Entropy-Regularized Token-Level Policy Optimization for Language Agent Reinforcement

Large Language Models (LLMs) have shown promise as intelligent agents in interactive decision-making tasks. Traditional approaches often depend on meticulously designed prompts, high-quality examples, or additional reward models for in-context learning, supervised fine-tuning, or RLHF. Reinforcement learning (RL) presents a dynamic alternative for LLMs to overcome these dependencies by engaging directly with task-specific environments. Nonetheless, it faces significant hurdles: 1) instability stemming from the exponentially vast action space requiring exploration; 2) challenges in assigning token-level credit based on action-level reward signals, resulting in discord between maximizing rewards and accurately modeling corpus data. In response to these challenges, we introduce Entropy-Regularized Token-level Policy Optimization (ETPO), an entropy-augmented RL method tailored for optimizing LLMs at the token level. At the heart of ETPO is our novel per-token soft Bellman update, designed to harmonize the RL process with the principles of language modeling. This methodology decomposes the Q-function update from a coarse action-level view to a more granular token-level perspective, backed by theoretical proof of optimization consistency. Crucially, this decomposition renders linear time complexity in action exploration. We assess the effectiveness of ETPO within a simulated environment that models data science code generation as a series of multi-step interactive tasks; results underline ETPO's potential as a robust method for refining the interactive decision-making capabilities of language agents. For a more detailed preliminary work describing our motivation for token-level decomposition and applying it in PPO methods, please refer to arXiv:2405.15821.

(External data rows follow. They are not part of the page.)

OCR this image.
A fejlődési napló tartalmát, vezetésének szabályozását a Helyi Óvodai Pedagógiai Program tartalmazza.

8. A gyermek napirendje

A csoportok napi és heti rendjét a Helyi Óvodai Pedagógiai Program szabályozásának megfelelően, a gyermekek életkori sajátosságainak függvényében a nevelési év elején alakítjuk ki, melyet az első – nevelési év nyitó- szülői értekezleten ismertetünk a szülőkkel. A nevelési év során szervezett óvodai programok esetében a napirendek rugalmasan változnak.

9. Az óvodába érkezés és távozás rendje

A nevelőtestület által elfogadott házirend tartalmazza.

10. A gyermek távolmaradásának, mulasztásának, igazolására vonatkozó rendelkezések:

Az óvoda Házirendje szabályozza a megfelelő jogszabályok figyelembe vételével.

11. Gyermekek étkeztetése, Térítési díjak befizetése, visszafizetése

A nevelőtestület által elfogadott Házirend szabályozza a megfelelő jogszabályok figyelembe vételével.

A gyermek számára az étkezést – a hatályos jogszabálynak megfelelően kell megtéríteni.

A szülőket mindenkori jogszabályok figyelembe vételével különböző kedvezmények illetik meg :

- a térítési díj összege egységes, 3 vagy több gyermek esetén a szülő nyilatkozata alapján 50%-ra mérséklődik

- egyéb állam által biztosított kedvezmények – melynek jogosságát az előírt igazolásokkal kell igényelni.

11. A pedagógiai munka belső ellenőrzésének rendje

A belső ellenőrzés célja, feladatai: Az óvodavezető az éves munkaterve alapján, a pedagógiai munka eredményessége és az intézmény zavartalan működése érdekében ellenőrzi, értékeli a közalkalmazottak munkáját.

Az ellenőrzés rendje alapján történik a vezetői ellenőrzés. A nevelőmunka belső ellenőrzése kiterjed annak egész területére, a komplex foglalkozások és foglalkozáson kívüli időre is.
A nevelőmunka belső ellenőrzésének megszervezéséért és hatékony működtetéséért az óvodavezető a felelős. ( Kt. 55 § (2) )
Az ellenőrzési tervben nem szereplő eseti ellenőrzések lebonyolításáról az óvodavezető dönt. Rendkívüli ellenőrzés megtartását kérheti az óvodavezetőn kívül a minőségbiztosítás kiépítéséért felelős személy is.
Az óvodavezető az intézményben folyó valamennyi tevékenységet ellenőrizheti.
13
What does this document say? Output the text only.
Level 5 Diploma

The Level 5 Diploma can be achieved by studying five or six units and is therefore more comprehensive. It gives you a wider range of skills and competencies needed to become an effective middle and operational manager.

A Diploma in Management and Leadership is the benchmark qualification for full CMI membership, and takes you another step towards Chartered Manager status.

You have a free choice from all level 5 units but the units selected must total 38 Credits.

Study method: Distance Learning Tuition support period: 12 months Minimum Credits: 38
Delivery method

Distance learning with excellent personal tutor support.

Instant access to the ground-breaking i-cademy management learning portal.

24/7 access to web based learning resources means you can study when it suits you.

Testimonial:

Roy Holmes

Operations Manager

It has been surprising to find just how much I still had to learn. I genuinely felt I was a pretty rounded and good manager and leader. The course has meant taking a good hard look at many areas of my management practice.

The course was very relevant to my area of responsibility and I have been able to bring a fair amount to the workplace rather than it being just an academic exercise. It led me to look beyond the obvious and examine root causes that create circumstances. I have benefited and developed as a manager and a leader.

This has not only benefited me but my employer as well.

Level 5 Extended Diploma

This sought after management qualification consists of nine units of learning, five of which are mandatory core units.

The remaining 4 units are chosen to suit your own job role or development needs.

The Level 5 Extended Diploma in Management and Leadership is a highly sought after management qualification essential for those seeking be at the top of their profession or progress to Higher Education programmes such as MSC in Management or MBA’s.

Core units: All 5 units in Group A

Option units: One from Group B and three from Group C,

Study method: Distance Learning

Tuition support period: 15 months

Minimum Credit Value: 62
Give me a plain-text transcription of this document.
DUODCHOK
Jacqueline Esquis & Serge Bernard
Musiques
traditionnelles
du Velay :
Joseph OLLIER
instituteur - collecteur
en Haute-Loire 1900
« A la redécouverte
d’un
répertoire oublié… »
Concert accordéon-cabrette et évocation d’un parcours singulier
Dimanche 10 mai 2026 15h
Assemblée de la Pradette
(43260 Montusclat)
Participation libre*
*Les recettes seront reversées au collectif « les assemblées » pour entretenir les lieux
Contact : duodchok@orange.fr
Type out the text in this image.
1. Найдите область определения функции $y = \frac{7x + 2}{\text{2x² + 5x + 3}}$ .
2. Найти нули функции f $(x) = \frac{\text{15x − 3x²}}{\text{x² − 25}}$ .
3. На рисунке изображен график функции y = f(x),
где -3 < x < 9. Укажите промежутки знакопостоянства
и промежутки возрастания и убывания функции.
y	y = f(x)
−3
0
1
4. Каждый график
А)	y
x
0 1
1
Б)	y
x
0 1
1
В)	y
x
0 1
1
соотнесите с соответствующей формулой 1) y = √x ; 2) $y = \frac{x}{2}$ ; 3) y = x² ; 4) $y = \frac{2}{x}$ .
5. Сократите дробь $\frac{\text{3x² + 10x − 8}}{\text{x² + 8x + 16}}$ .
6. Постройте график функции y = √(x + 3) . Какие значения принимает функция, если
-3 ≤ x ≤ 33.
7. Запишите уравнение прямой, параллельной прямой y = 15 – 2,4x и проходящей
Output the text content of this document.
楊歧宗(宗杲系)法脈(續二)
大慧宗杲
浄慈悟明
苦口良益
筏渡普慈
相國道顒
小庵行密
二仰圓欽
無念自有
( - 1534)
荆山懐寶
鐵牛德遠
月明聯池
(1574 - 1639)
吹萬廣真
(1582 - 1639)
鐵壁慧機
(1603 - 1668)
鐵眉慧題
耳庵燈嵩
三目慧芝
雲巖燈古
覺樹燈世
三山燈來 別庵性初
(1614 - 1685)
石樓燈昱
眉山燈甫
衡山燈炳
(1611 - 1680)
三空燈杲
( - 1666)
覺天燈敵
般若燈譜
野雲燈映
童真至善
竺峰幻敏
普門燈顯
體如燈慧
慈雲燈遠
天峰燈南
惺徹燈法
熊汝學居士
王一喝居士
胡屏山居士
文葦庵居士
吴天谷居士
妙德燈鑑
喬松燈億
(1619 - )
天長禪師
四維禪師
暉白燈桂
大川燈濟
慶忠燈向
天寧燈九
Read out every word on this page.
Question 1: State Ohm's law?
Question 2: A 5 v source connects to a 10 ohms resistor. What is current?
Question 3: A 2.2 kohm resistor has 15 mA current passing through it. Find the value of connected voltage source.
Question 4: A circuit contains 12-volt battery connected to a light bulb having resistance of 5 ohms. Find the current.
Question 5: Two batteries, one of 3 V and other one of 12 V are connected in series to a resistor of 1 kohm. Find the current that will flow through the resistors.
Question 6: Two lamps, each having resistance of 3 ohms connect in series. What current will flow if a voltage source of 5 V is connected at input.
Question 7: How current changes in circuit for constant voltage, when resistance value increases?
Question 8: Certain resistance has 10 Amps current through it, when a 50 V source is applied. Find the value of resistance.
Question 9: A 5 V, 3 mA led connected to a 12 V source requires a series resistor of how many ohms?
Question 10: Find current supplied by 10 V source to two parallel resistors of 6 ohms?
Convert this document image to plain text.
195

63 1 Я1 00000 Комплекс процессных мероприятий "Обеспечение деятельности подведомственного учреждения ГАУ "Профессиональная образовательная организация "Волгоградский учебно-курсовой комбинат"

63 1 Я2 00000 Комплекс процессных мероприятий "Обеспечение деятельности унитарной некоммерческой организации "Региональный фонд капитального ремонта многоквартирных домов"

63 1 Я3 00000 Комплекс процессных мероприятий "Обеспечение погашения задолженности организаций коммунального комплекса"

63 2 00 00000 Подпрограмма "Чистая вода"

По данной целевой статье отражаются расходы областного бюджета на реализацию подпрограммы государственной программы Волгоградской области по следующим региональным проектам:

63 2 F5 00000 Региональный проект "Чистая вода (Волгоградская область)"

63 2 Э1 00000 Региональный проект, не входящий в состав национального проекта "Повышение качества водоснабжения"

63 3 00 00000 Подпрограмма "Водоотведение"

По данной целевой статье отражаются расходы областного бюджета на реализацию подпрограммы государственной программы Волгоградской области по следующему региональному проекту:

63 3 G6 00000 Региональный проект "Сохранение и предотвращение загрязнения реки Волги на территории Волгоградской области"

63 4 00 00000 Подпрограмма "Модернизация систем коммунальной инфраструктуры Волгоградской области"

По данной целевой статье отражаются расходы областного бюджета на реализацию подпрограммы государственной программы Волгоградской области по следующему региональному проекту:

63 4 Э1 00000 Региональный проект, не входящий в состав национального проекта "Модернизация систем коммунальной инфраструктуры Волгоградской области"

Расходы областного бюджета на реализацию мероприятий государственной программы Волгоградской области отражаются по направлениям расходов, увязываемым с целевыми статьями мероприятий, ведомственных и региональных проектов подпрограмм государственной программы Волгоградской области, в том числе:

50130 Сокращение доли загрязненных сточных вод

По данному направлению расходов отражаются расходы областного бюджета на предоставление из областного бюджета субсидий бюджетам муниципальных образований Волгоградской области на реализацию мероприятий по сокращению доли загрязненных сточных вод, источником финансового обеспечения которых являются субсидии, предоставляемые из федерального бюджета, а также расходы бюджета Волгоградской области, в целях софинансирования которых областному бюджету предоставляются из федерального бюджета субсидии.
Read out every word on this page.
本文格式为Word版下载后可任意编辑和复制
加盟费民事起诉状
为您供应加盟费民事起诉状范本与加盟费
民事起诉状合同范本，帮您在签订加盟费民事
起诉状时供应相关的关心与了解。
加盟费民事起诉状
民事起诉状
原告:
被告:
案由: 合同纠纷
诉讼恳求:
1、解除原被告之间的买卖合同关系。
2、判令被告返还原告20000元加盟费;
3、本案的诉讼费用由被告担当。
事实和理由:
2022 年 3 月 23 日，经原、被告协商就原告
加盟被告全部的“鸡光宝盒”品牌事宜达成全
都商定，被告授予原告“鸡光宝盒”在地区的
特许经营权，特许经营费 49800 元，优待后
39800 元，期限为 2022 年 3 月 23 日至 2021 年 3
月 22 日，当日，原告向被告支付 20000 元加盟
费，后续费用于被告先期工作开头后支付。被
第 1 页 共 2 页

翻译：大型语言模型（LLMs）在交互式决策任务中展现出作为智能体的潜力。传统方法通常依赖精心设计的提示、高质量示例或额外奖励模型进行上下文学习、监督微调或基于人类反馈的强化学习（RLHF）。强化学习为LLMs提供了动态替代方案，通过直接与任务特定环境交互来克服这些依赖性。然而，它面临重大挑战：1) 由于需要探索指数级庞大的动作空间而导致的不稳定性；2) 基于动作级奖励信号分配令牌级信用所引发的难题，导致最大化奖励与准确建模语料数据之间的冲突。针对这些挑战，我们提出熵正则化令牌级策略优化（ETPO），这是一种专为在令牌级优化LLMs而设计的熵增强强化学习方法。ETPO的核心是我们创新的逐令牌软贝尔曼更新，旨在协调强化学习过程与语言建模原理。该方法将Q函数更新从粗粒度的动作级视角分解为更细粒度的令牌级视角，并附有优化一致性的理论证明。关键在于，这种分解在动作探索中实现了线性时间复杂度。我们在模拟数据科学代码生成作为多步骤交互任务序列的仿真环境中评估了ETPO的有效性；结果凸显了ETPO作为优化语言智能体交互决策能力的鲁棒方法的潜力。关于我们令牌级分解动机及其在PPO方法中应用的更详细前期工作，请参阅arXiv:2405.15821。